A new study shows dogs don’t prefer to be sat on their backs and their front legs are far more preferred than their rear legs when it comes to getting attention.
The study, which involved a large number of dogs in different parts of Europe, found that sitting dogs on their hind legs was more attractive than sitting dogs with their front paws in a relaxed position.
In the study, dogs were divided into two groups and were allowed to sit on their sides, legs spread out, their feet on the ground, and their heads in a horizontal position.
The researchers then asked the dogs to play in a small room where they were asked to place their paws in an imaginary circle and to watch a video of their owner walking around.
At the end of the video, the dogs were asked if they liked the position of their paws and their owners had to say yes or no.
“The researchers found that the dogs that were sat on the sides, or with their paws up, were far more likely to be preferred than the dogs who had their front paw in a position that was relaxed,” said lead author and veterinary surgeon Dr. Michael Hänni.
“And the front legs were preferred by a much higher percentage of the dogs than the rear legs.
This indicates that the front paws are a natural part of dogs, they are not just a novelty for them.”
The study also found that dogs were also more attracted to the “paw” of the person they were interacting with, while dogs on the front had more attraction to their owners’ feet.

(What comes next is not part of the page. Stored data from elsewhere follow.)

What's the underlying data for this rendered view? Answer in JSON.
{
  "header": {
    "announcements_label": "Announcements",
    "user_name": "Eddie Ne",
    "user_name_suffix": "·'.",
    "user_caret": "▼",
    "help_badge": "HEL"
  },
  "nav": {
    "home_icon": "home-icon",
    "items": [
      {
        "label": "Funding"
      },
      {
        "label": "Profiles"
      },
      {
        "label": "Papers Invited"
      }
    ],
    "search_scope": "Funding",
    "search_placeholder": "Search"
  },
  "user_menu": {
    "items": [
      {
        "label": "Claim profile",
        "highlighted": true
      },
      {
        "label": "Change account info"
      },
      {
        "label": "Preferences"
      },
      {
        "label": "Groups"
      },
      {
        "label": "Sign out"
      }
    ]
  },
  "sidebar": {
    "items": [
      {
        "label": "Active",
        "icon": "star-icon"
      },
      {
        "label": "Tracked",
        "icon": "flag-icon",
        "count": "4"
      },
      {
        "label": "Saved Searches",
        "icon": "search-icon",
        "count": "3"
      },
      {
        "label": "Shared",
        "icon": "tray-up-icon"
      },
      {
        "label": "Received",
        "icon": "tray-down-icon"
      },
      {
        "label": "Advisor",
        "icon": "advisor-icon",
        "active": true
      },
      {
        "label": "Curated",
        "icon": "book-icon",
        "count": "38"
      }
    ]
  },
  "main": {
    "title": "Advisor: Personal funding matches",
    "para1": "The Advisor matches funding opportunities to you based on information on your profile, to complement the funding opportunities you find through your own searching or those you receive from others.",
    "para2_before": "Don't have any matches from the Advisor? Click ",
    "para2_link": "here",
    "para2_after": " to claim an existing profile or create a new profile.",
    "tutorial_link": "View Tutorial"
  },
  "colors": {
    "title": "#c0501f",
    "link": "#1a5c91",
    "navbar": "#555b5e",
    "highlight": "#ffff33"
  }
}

“This could be due to the fact that when dogs are in front of their owners, their toes are on the floor and the foot is more prominent, which creates an association with their owner,” Häni explained.
“It could also be due, however, that dogs prefer their owners to be with them, they’re less likely to try to get away from them and they prefer to sit down.”
Researchers also found the dogs preferred to be looked at by a person of their own species, but the researchers were unable to determine if that was because they could not trust the dogs or because the dogs had not had contact with humans.
Dr. Hänsi added that although the study showed that sitting animals were more attractive, the study did not provide conclusive evidence that humans were attracted to sitting animals.
“We still have to learn more about how people are attracted to their own kind,” he said.
“When it comes down to it, the fact is that people are not the only ones who are attracted by animals and other animals.
People are also attracted to human beings, so the fact remains that there is no clear relationship between humans and other human beings.”